The basic gameplay is that you are piloting a fairly slow plane, and you have to fly horizontally over varying terrain (and not collide into it). There are numerous balloon launchers scattered around; you either have to dodge them or shoot them. Different color balloons are worth different points, and two colors have special meaning: Red balloons will temporarily enable multifire for the player (with up to 3 shots on the screen at once instead of the normal 1) and White balloons - if you shoot 4 of these in a row without shooting any other colored balloons in between, you get a larger point bonus. You also have to shoot fuel canisters so you don't run out of fuel and crash, TNT explosives to open up parts of the later Zone's, Teleporters to get to certain parts of later zones, Check points (every time you die, you start back at the last checkpoint you shot), free lives and the previously mentioned tokens (you need at least 25 tokens and 4000 points by the end of Zone 4 to qualify for Zone 5).
The game is a lot of fun and shows off some of the graphics capabilities of the Coco 3. It borrows elements from classic side scrollers like Scramble, but adds in a lot of extra and more modern gameplay elements to make a unique experience.
And did Nick succeed in finally increasing sales on his commercial games, after the declines he experienced in the later 1990's to 2000? Yes.
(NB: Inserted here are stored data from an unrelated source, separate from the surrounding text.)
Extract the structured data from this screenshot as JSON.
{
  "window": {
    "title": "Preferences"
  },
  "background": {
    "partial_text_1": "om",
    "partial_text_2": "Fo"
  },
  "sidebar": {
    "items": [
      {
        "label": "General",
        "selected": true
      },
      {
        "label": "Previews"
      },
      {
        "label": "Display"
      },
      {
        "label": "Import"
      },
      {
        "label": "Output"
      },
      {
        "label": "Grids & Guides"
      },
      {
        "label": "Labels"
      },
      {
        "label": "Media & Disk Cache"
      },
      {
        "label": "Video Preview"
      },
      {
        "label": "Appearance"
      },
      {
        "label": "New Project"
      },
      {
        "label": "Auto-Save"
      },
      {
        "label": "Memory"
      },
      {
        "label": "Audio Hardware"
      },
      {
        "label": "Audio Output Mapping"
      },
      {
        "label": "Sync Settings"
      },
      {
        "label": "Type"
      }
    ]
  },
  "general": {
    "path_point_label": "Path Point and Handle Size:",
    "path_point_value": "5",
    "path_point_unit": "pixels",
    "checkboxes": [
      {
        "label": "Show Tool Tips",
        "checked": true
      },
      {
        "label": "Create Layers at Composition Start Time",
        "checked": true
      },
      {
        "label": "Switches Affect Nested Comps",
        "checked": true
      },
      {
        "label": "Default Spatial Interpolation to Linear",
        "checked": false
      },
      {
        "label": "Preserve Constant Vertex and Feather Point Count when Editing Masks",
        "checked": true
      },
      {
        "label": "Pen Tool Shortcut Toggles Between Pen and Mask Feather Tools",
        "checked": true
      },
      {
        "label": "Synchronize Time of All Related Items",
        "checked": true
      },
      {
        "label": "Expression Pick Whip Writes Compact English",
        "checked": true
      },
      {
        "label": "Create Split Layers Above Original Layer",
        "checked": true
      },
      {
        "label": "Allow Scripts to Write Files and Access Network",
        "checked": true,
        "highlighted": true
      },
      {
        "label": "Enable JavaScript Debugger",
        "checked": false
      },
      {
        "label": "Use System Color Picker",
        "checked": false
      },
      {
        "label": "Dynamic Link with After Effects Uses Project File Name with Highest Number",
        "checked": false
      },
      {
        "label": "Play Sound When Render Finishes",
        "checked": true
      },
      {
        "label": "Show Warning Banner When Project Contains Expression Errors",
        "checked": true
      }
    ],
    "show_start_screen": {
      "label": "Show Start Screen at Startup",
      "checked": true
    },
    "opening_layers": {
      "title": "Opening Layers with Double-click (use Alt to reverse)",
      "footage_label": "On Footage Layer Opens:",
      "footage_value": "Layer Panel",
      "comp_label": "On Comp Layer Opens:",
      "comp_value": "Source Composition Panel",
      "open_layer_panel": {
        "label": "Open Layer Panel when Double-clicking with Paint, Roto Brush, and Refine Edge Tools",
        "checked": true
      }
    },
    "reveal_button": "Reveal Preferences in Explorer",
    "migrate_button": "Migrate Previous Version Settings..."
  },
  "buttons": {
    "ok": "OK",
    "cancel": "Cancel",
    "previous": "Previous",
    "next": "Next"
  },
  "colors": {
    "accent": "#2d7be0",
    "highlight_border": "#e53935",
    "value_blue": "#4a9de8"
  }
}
He has way more than doubled his previous commercial game's sales, showing that the Coco commercial game market has increased since 2000.
NOTE: After many people played the commercial release, Nick discovered that a lot of people were not getting past Zone 2. Upon further review (including some of us in the Coco community helping play test) he decided to swap Zone's 2 and 3 from their original order, so that the difficulty is more gradual. If you have purchased the game previously, you can get the revised 1.1 version with new Zone order for free from Nick's website (click on the Pop*Star Pilot link from the purchase page link below). The above screenshots label the original zone order.
Title: Pop*Star Pilot
Author: Nick Marentes
Publisher: Nick Marentes
Released: November 2016
Requires: Color Computer 3 ONLY, 512K RAM, disk, joystick.